The Pittsburgh troubadour turns his consternation catchy

“I’m hopin’ not to join the 27 Club,” raps Mac Miller on GO:OD AM. The Pittsburgh native would indeed narrowly avoid such a fate — but only by overdosing one year before he could claim membership. Balloonerism marks his second posthumous release since then, recorded way back in 2014 around the time of his Faces mixtape. The album departs from the breathless frat rap of Miller’s early work, but the desire to label this LP a definitive ‘stepping stone’ between the front and back tranches of his catalogue should be avoided. Yes, the simian chest-beating of Blue Slide Park does not appear, but Miller had already experimented with late-night vibes in Watching Movies with the Sound Off, and this album’s tracks too sit low in their chair. Where GO:OD AM was breezy and muscular, Balloonerism is anxious and louche.


What’s therefore surprising is how Miller can make these negative emotions sound so… good. In ‘Do You Have A Destination?’, the rapper, now “rich as f*** and miserable,” repeatedly questions his life’s direction, but the bouncy backbeat keeps the song outwardly bright. Meanwhile, the dusty riff in ‘Stoned’ will have you rocking along to the tale of a girl who cries all alone. This conflict can exist because of Miller’s tight sense of control: the gloom of the lyrics is never allowed to bleed into the beat. It’s only much later in the album, come ‘Excelsior’ through ‘Manakins’, that a sense of dread finally infects the melody. This makes these songs comparatively more challenging, a move that will be equally lauded (for its artistry) and criticised (for its artistry, which entails songs that are not easy hits).


But as you delve further into Balloonerism, it’s the unease that creeps into ever-sharper focus, even when it bangs up against deliciously pinballing grooves (like on ‘5 Dollar Pony Rides’). You move through a mire of dour images (“they found my body somewhere in the sewer,” and, “all roads lead to the same confusion,” in ‘Mrs. Deborah Downer’). It now seems painfully obvious, as is so often the case in retrospect, that Miller was hurting badly. But even more tragic are the slim glimmers of hope: “cleaned myself up, now would you be my friend?” Miller’s lyricism is often free-range, but his unifying production gives a sense of cohesion that such scattergun lyrics shouldn’t enjoy. The rapper knows exactly when to stick and when to twist, and thus effects musical changes judiciously.

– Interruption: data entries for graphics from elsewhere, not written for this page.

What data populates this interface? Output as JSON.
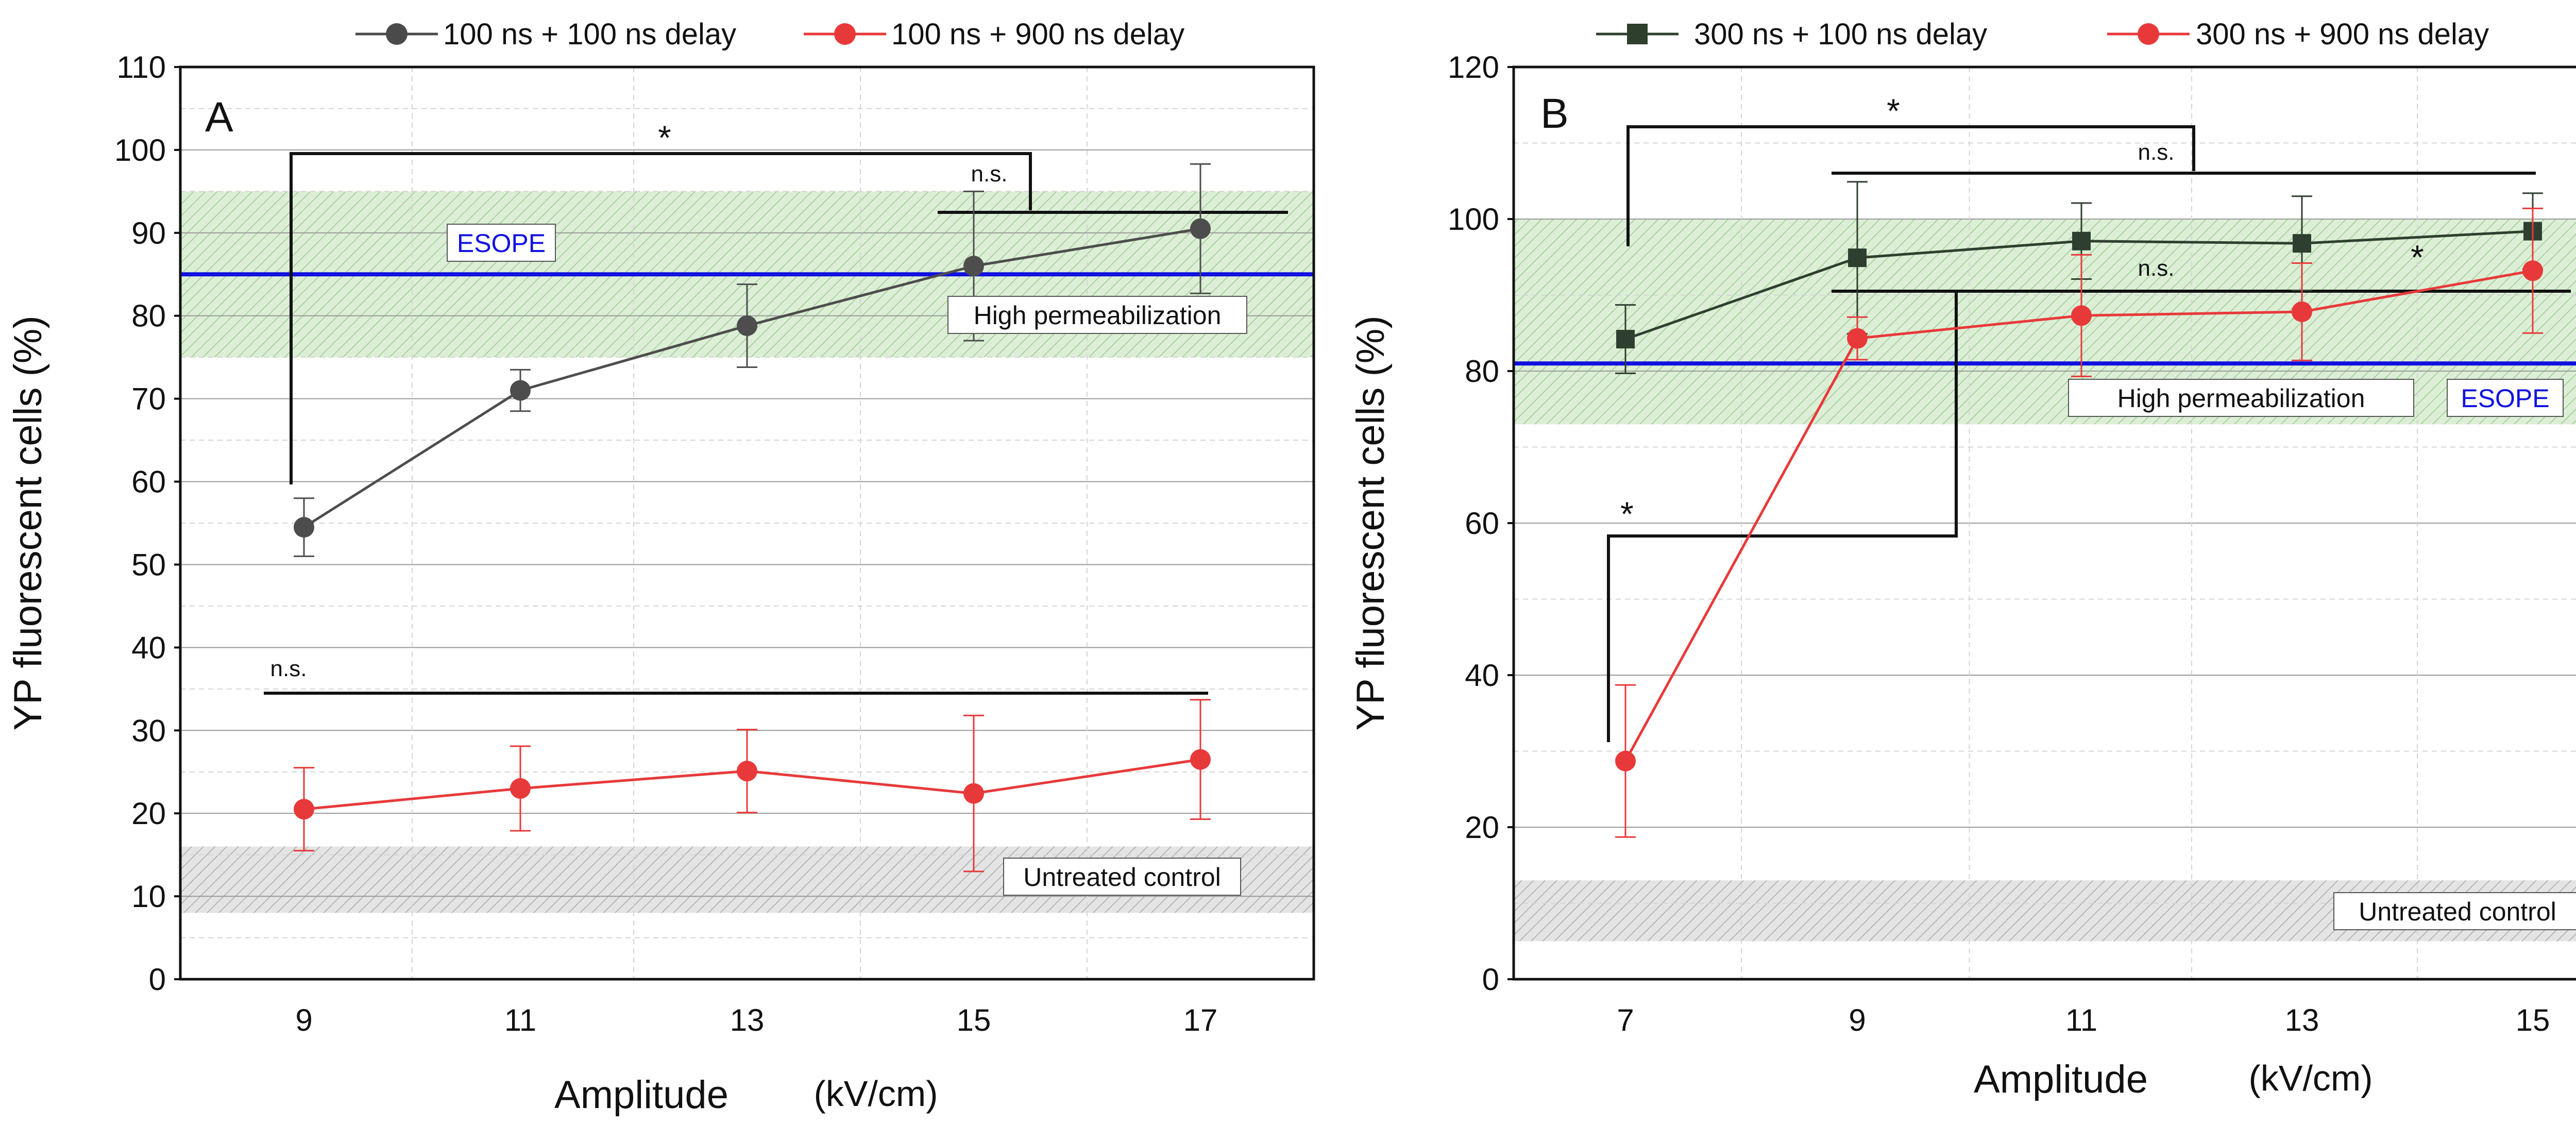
{
  "legend_left": [
    {
      "label": "100 ns  + 100 ns delay",
      "color": "#4a4a4a",
      "marker": "circle"
    },
    {
      "label": "100 ns  + 900 ns delay",
      "color": "#e8393a",
      "marker": "circle"
    }
  ],
  "legend_right": [
    {
      "label": "300 ns + 100 ns delay",
      "color": "#2e3f2e",
      "marker": "square"
    },
    {
      "label": "300 ns  + 900 ns delay",
      "color": "#e8393a",
      "marker": "circle"
    }
  ],
  "colors": {
    "dark": "#3a463a",
    "red": "#e8393a",
    "esope": "#1010e0",
    "green_band": "#dcefd6",
    "gray_band": "#dedede"
  },
  "chart_data": [
    {
      "type": "line",
      "panel": "A",
      "x": [
        9,
        11,
        13,
        15,
        17
      ],
      "xlabel_main": "Amplitude",
      "xlabel_unit": "(kV/cm)",
      "ylabel": "YP fluorescent cells (%)",
      "ylim": [
        0,
        110
      ],
      "yticks": [
        0,
        10,
        20,
        30,
        40,
        50,
        60,
        70,
        80,
        90,
        100,
        110
      ],
      "series": [
        {
          "name": "100 ns  + 100 ns delay",
          "color": "#4d4d4d",
          "marker": "circle",
          "values": [
            54.5,
            71,
            78.8,
            86,
            90.5
          ],
          "err_up": [
            3.5,
            2.5,
            5,
            9,
            7.8
          ],
          "err_down": [
            3.5,
            2.5,
            5,
            9,
            7.8
          ]
        },
        {
          "name": "100 ns  + 900 ns delay",
          "color": "#e8393a",
          "marker": "circle",
          "values": [
            20.5,
            23,
            25.1,
            22.4,
            26.5
          ],
          "err_up": [
            5,
            5.1,
            5,
            9.4,
            7.2
          ],
          "err_down": [
            5,
            5.1,
            5,
            9.4,
            7.2
          ]
        }
      ],
      "bands": [
        {
          "label": "High permeabilization",
          "range": [
            75,
            95
          ],
          "kind": "green"
        },
        {
          "label": "Untreated control",
          "range": [
            8,
            16
          ],
          "kind": "gray"
        }
      ],
      "reference_line": {
        "label": "ESOPE",
        "value": 85
      },
      "annotations": [
        {
          "text": "*"
        },
        {
          "text": "n.s."
        },
        {
          "text": "n.s."
        }
      ]
    },
    {
      "type": "line",
      "panel": "B",
      "x": [
        7,
        9,
        11,
        13,
        15
      ],
      "xlabel_main": "Amplitude",
      "xlabel_unit": "(kV/cm)",
      "ylabel": "YP fluorescent cells (%)",
      "ylim": [
        0,
        120
      ],
      "yticks": [
        0,
        20,
        40,
        60,
        80,
        100,
        120
      ],
      "series": [
        {
          "name": "300 ns + 100 ns delay",
          "color": "#2f3f2f",
          "marker": "square",
          "values": [
            84.2,
            94.9,
            97.1,
            96.8,
            98.4
          ],
          "err_up": [
            4.5,
            10,
            5,
            6.2,
            5
          ],
          "err_down": [
            4.5,
            10,
            5,
            6.2,
            5
          ]
        },
        {
          "name": "300 ns  + 900 ns delay",
          "color": "#e8393a",
          "marker": "circle",
          "values": [
            28.7,
            84.3,
            87.3,
            87.8,
            93.2
          ],
          "err_up": [
            10,
            2.8,
            8,
            6.4,
            8.2
          ],
          "err_down": [
            10,
            2.8,
            8,
            6.4,
            8.2
          ]
        }
      ],
      "bands": [
        {
          "label": "High permeabilization",
          "range": [
            73,
            100
          ],
          "kind": "green"
        },
        {
          "label": "Untreated control",
          "range": [
            5,
            13
          ],
          "kind": "gray"
        }
      ],
      "reference_line": {
        "label": "ESOPE",
        "value": 81
      },
      "annotations": [
        {
          "text": "*"
        },
        {
          "text": "n.s."
        },
        {
          "text": "n.s."
        },
        {
          "text": "*"
        },
        {
          "text": "*"
        }
      ]
    }
  ]
}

Nothing of this morose imagery should suggest that Miller isn’t enjoying himself; we see his playfulness in the tambourine-led opening track and again in a knock-knock joke told over the intro to ‘Rick’s Piano’. There’s even a teaspoon-dragging-on-crockery soundbite in ‘5 Dollar Pony Rides’ that I didn’t know I needed. It doesn’t all land, however: the slowed drum beats at the end of ‘Stoned’ and the vocal distortions sound like the additives of someone toying with a new effects pad. More generally, the LP’s instrumentation swerves from euphoric (the feast of harmonies in ‘DJ’s Chord Organ’) to cloudy (the muffled pulsing in ‘Stoned’), holding up a clever mirror to Miller’s drug-taking itself.


There is obvious poignancy in that this release marks (for now, at least) the last output from a dead artist: you’ll wince at the line, “What does death feel like?”, and yet, there is no desire to cash in on any sentimentality. This is made clear by where the album ends: not with the refrain of “the best is yet to come” from ‘Rick’s Piano’, as would have been so cloyingly easy, but rather by veering wildly into ten minutes of unsettling ambient music, almost mocking anyone who might’ve been starting to well up. 


Balloonerism thus shouldn’t be viewed any differently for its posthumous nature — it’s rather one more brilliant, gloomy piece in the Mac Miller puzzle.